No Rio Grande do Sul, a malha ferroviária está sob concessão desde 1997, sob responsabilidade do governo federal. O contrato tem previsão de encerramento em 2027, ou seja, 30 anos após sua assinatura. “A concessão foi mal conduzida”, avalia o presidente da Federação de Entidades Empresariais do Rio Grande do Sul (Federasul), Rodrigo Souza Costa.

O dirigente da entidade reitera que a responsabilidade não deveria ser do poder público. “Entendo que o dever precisaria ser da iniciativa privada”, aponta. Na visão de Costa, os problemas gerados pela concessão comprometem a competitividade do Estado. “É do interesse do Centro Oeste, por exemplo, enviar produtos para o Rio Grande do Sul. Precisamos ter o livre comércio”, completa Costa.

“Momento de pensar um novo modelo”, diz o vice-governador

Dos 3.823 quilômetros da malha ferroviária concedidos à Rumo Logística, apenas 1.680 estavam em operação antes das enchentes de maio passado. “A atual concessão é muito antiga e precisa ser repensada. O ano de 2025 é importante nesse sentido, agora é o momento de se pensar em um novo modelo”, afirma o vice-governador do Estado, Gabriel Souza (MDB).

Recentemente, Souza apresentou um projeto sobre as ferrovias gaúchas na Federasul. No entanto, apesar da iniciativa, o vice-governador, que deve ser candidato ao Piratini em 2026, reiterou que a licitação e a futura concessão não são atribuições do governo do Estado. “É de responsabilidade do governo federal”, reforça.

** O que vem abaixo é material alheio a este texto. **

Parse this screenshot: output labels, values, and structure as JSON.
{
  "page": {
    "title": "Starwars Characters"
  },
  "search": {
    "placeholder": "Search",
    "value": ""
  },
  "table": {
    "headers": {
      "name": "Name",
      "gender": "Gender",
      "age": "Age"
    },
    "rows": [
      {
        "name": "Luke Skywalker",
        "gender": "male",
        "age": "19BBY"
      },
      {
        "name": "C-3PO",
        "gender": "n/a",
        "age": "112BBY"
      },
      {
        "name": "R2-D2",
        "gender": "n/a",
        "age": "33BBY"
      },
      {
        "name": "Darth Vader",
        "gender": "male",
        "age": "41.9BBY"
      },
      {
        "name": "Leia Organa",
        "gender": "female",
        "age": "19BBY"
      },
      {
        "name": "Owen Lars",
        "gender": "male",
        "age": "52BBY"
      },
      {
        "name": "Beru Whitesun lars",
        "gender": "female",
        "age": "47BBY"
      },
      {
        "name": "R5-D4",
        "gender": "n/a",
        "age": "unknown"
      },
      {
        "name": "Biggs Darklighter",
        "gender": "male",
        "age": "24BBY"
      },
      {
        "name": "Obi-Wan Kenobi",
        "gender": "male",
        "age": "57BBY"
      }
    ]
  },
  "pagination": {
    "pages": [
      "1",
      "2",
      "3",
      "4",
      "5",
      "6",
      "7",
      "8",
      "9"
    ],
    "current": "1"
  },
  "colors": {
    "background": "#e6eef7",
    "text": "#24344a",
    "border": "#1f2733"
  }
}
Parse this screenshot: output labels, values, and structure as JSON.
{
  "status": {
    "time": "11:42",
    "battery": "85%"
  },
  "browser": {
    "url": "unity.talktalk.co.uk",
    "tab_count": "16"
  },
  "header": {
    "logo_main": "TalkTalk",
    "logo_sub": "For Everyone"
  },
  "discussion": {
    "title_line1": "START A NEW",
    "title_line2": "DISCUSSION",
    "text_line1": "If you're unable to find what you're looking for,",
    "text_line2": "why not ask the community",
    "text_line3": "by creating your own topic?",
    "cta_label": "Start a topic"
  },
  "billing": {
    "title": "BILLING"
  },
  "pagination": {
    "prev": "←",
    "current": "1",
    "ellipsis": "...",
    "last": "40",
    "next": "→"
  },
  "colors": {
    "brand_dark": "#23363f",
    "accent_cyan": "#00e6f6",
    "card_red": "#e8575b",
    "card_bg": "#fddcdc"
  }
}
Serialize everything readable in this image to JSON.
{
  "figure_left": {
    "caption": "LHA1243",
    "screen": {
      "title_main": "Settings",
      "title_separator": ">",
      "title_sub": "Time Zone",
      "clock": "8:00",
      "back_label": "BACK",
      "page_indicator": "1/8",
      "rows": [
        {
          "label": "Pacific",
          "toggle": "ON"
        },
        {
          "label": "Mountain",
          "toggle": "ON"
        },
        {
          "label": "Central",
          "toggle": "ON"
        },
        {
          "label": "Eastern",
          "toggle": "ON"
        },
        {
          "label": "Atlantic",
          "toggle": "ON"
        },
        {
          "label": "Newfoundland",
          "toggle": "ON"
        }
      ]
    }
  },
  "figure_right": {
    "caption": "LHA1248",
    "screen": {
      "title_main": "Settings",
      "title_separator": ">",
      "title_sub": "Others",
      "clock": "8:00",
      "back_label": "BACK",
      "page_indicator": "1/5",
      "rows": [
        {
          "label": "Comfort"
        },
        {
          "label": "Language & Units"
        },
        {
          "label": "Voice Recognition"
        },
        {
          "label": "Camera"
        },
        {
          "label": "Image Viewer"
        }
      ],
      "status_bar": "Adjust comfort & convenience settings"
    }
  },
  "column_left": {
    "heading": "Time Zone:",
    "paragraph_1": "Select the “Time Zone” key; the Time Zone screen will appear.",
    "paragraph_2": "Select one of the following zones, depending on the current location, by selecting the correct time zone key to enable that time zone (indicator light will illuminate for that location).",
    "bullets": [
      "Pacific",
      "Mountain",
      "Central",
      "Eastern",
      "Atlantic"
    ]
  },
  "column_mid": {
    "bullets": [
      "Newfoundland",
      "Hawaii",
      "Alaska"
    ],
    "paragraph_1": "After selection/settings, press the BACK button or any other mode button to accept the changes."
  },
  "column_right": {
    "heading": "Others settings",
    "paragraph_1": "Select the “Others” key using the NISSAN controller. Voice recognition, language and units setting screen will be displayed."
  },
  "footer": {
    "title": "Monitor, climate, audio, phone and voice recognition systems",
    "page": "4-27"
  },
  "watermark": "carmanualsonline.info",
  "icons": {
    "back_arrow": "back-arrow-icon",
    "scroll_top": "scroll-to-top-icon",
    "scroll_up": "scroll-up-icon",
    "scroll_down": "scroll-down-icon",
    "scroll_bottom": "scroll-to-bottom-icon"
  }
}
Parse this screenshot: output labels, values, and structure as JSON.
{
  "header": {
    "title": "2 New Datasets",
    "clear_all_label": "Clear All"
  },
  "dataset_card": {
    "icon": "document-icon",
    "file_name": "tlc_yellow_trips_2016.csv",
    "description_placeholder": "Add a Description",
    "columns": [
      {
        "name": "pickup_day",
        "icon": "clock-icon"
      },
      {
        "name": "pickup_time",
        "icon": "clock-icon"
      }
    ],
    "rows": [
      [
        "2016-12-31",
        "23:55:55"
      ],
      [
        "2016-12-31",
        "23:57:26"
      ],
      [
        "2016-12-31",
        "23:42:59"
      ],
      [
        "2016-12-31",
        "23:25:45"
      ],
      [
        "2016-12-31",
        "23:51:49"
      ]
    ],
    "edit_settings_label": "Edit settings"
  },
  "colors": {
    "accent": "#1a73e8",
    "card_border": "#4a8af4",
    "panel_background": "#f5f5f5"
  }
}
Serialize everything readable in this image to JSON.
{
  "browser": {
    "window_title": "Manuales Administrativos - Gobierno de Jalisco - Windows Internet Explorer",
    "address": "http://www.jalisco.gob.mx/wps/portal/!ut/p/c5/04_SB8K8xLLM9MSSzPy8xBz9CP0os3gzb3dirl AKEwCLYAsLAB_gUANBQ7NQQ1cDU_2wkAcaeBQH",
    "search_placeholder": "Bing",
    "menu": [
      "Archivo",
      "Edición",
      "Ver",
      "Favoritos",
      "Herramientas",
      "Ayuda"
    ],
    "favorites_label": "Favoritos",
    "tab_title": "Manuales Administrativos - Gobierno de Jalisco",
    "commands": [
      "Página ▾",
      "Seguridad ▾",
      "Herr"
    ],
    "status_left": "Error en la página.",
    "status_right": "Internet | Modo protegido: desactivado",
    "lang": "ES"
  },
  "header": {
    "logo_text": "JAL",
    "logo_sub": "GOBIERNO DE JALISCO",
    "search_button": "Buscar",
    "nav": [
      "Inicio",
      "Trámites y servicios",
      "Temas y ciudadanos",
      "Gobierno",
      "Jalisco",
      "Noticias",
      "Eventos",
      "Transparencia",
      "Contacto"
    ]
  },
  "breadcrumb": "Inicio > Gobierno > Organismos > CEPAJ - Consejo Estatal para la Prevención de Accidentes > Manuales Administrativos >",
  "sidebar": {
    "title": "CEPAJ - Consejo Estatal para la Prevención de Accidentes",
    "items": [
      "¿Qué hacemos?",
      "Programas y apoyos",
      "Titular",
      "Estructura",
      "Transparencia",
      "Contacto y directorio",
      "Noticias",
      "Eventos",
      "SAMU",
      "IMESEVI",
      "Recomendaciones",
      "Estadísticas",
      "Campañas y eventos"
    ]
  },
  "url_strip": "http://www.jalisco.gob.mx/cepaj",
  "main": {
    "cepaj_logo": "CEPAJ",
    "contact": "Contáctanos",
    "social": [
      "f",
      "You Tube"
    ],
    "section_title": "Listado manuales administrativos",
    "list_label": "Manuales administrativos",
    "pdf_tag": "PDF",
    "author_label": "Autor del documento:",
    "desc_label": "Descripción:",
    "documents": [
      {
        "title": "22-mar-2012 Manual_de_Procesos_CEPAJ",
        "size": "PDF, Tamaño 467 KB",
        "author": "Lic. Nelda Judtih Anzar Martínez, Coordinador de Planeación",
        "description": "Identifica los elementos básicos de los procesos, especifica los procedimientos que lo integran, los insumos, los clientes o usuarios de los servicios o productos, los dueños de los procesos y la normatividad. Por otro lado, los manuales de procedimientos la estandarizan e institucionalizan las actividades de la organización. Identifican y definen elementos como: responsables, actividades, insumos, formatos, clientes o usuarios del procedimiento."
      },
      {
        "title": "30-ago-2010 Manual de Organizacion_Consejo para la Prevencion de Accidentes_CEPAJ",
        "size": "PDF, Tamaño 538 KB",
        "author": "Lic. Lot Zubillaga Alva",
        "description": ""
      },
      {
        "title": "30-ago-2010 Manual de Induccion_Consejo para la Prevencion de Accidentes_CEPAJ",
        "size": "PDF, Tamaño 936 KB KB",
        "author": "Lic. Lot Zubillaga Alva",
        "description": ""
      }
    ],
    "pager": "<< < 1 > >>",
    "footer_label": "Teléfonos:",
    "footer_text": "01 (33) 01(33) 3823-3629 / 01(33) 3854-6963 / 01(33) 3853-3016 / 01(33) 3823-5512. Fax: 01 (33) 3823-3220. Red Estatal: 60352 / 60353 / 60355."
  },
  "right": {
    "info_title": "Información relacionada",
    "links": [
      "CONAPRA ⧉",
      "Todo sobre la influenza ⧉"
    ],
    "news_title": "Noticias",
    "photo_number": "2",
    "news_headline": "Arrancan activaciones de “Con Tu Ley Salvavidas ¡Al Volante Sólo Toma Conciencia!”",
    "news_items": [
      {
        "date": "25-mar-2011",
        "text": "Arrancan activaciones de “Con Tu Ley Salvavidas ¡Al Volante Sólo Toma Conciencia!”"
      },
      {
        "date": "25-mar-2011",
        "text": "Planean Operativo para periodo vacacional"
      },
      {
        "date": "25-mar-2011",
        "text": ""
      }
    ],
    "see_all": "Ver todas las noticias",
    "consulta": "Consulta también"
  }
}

Atualmente, apenas 921 quilômetros estão em operação no Estado. “Temos cobrado uma solução. Após as enchentes, nenhum balanço foi apresentado e reparos não foram feitos. Estive em Brasília, na Secretaria Nacional de Transportes Ferroviários. Precisamos de investimentos à altura das necessidades do Rio Grande do Sul. Estamos entre os três Estados com maior produção de grãos no Brasil”, declara Souza.

Presidente da Frente Parlamentar das Ferrovias na Assembleia Legislativa, o deputado Felipe Camozzato (Novo), vai na mesma linha. “Para atrair investimentos privados, é fundamental ter a sinalização do Estado para o mercado”, destaca.

Camozzato salienta que as melhorias na malha ferroviária podem reduzir em até 30% o preço do frete no RS. “No entanto, para isso é preciso também de investimento público. É algo caro para implementar, mas reduz o custo a longo prazo, além de possibilitar a exploração de mais linhas”, complementa.

Condições mínimas

Segundo o vice-governador, um dos problemas da safra gaúcha ser transportada majoritariamente por caminhões é justamente o fato de encarecer o preço do frete. “Para que o transporte ferroviário tenha um papel de protagonismo, primeiro precisa ter o mínimo de condições para ser eficiente, o que hoje não é a realidade no Rio Grande do Sul”, explica Souza.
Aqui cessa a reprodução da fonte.